Remember a baby will never cry to irritate you! Babies cry for a number of very good reasons. These may be because they are:

  • Hungry - often the most likely reason your newborn cries
  • Have wind or colic - winding your baby will be a regular activity
  • Are uncomfortable - perhaps they need their nappy changed?
  • Overtired - being unable to sleep will stress a newborn
  • Sick - a sick baby is never a happy baby
  • Overstimulated - too much activity can overload a newborn
  • Naturally tense - some babies are born predisposed to be tense

Some babies suffer long bouts of unexplainable crying.  This is commonly referred to as colic. Some people believe colic is due to stomach pain caused by wind, but there is no definitive explanation.  Repeated studies suggest that infant crying and fussing is a normal part of development and that this improves over time.

A newborn can differentiate between the sound of a human voice and other sounds. Try to pay attention to how your newborn responds to your voice.  Responses may be subtle, which over time you will learn to recognize.

Tips for comforting your baby

Try some of these time tested methods for calming your baby:

Stimulation - reduce the stimulation around your baby.

Wind - place your baby in an upright position against your shoulder and pat their back gently.

Sucking - sucking on a breast, bottle, fingers or a dummy is very comforting for babies.

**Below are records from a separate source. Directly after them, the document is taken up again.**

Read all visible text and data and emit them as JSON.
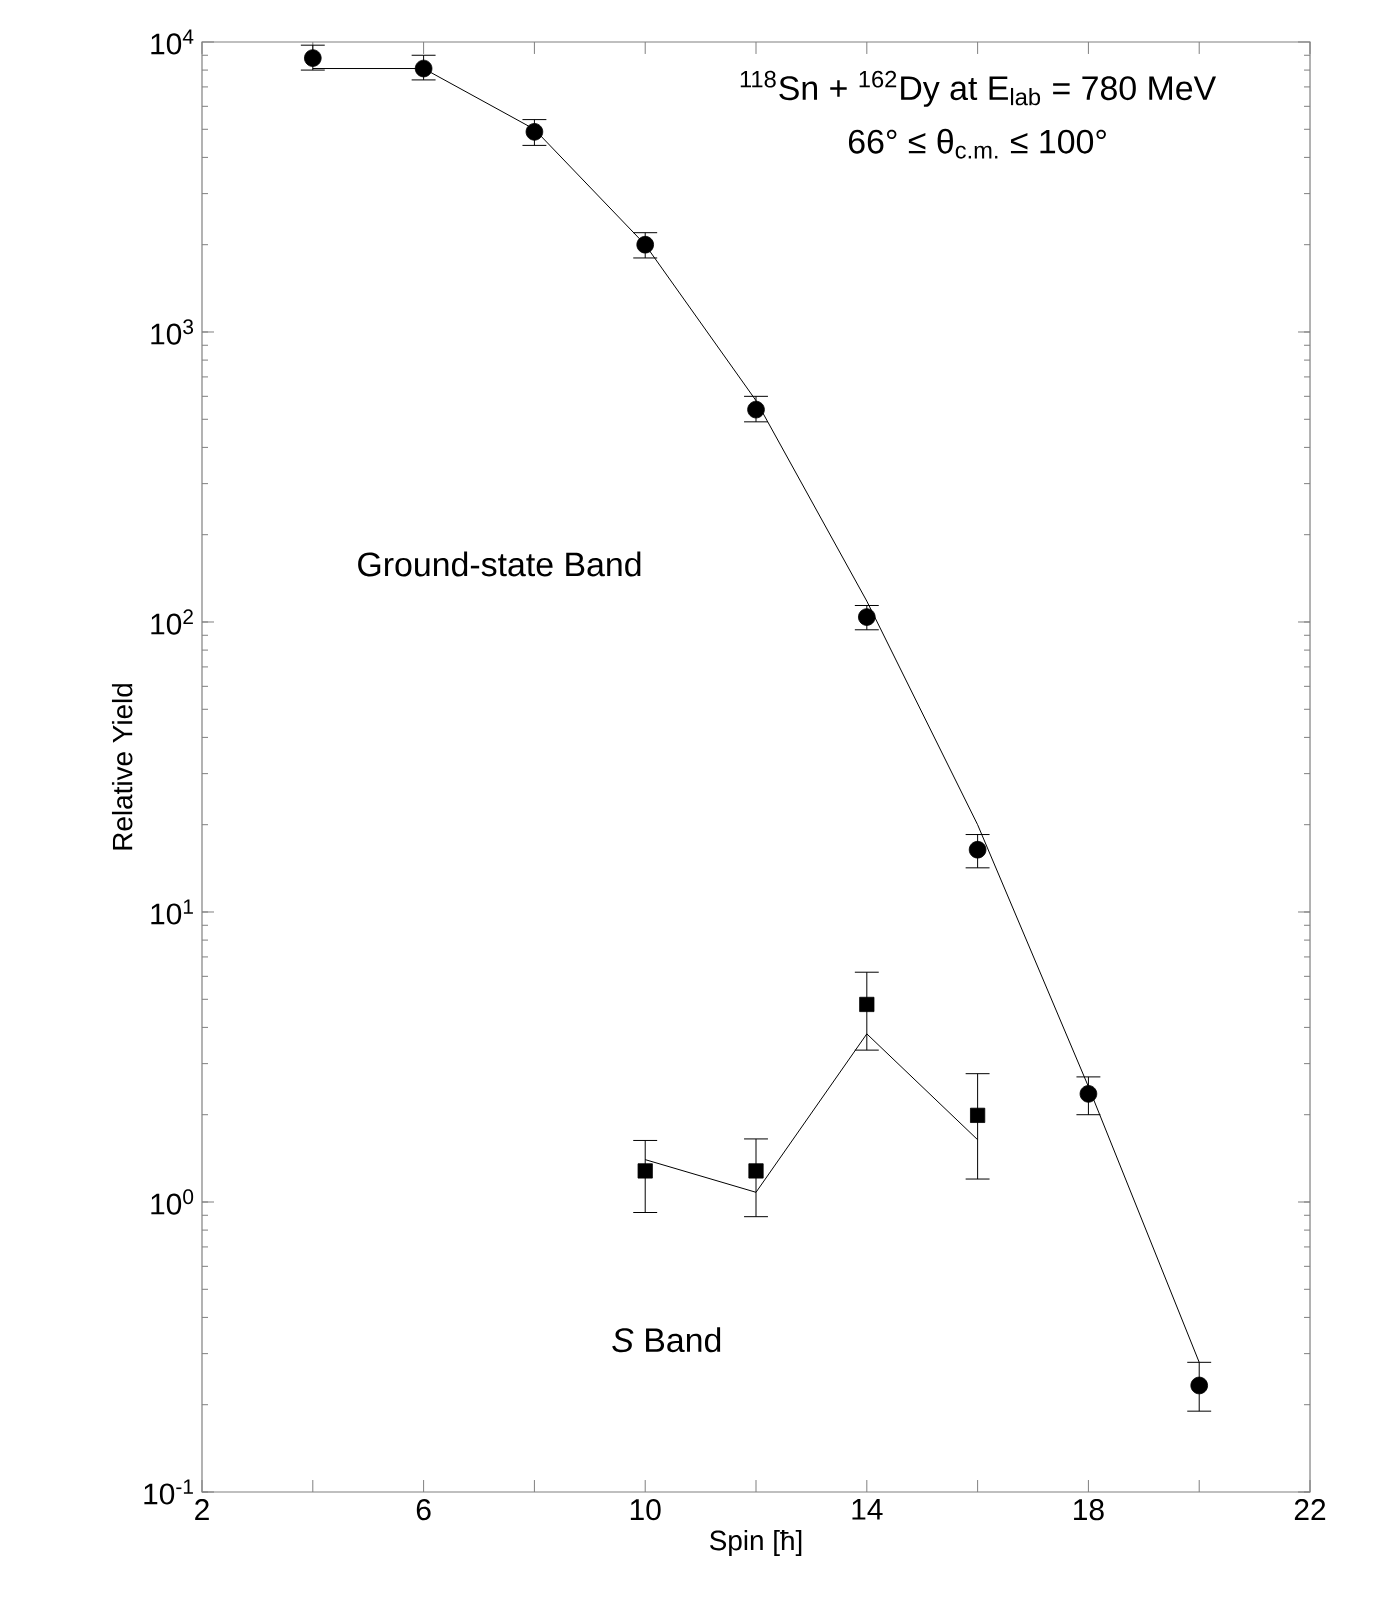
{
  "chart_data": {
    "type": "scatter",
    "xlabel": "Spin  [ħ]",
    "ylabel": "Relative Yield",
    "log": "y",
    "grid": false,
    "annotations": [
      "$^{118}$Sn + $^{162}$Dy at E$_{lab}$ = 780 MeV",
      "66° ≤ θ$_{c.m.}$ ≤ 100°",
      "Ground-state Band",
      "*S* Band"
    ],
    "xlim": [
      2,
      22
    ],
    "ylim": [
      0.1,
      10000
    ],
    "xticks": [
      2,
      {
        "value": 4,
        "label": null
      },
      6,
      {
        "value": 8,
        "label": null
      },
      10,
      {
        "value": 12,
        "label": null
      },
      14,
      {
        "value": 16,
        "label": null
      },
      18,
      {
        "value": 20,
        "label": null
      },
      22
    ],
    "yticks": [
      {
        "value": 0.1,
        "label": "10$^{-1}$"
      },
      {
        "value": 1,
        "label": "10$^{0}$"
      },
      {
        "value": 10,
        "label": "10$^{1}$"
      },
      {
        "value": 100,
        "label": "10$^{2}$"
      },
      {
        "value": 1000,
        "label": "10$^{3}$"
      },
      {
        "value": 10000,
        "label": "10$^{4}$"
      }
    ],
    "series": [
      {
        "type": "line",
        "color": "#000000",
        "marker": "none",
        "x": [
          4,
          6,
          8,
          10,
          12,
          14,
          16,
          18,
          20
        ],
        "values": [
          8100,
          8100,
          5000,
          2000,
          580,
          118,
          20,
          2.5,
          0.28
        ]
      },
      {
        "color": "#000000",
        "marker": "circle",
        "x": [
          4,
          6,
          8,
          10,
          12,
          14,
          16,
          18,
          20
        ],
        "values": [
          8800,
          8100,
          4900,
          2000,
          540,
          104,
          16.4,
          2.36,
          0.233
        ],
        "errors": [
          [
            8000,
            9750
          ],
          [
            7400,
            9000
          ],
          [
            4400,
            5400
          ],
          [
            1800,
            2200
          ],
          [
            490,
            600
          ],
          [
            94,
            114
          ],
          [
            14.2,
            18.5
          ],
          [
            2.0,
            2.7
          ],
          [
            0.19,
            0.28
          ]
        ]
      },
      {
        "type": "line",
        "color": "#000000",
        "marker": "none",
        "x": [
          10,
          12,
          14,
          16
        ],
        "values": [
          1.4,
          1.08,
          3.8,
          1.64
        ]
      },
      {
        "color": "#000000",
        "marker": "square",
        "x": [
          10,
          12,
          14,
          16
        ],
        "values": [
          1.28,
          1.28,
          4.8,
          1.99
        ],
        "errors": [
          [
            0.92,
            1.63
          ],
          [
            0.89,
            1.65
          ],
          [
            3.34,
            6.2
          ],
          [
            1.2,
            2.77
          ]
        ]
      }
    ]
  }
}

Comfort - carry your baby close to you in a baby carrier or sling.

Massage - gently stroke and massage your baby.

Voice - just the mere presence of you and a soothing word can calm your baby.

Music - rhythmic sounds or music can sometimes help comfort newborns.

Movement - rocking in your arms, or simply push your baby in his pram.

Fresh air - some fresh air might just do the trick.

Bath - a warm bath can instantly calm some babies.

Seek advice from your doctor if your baby's crying seems unusual, or if you are unable to calm him after some time.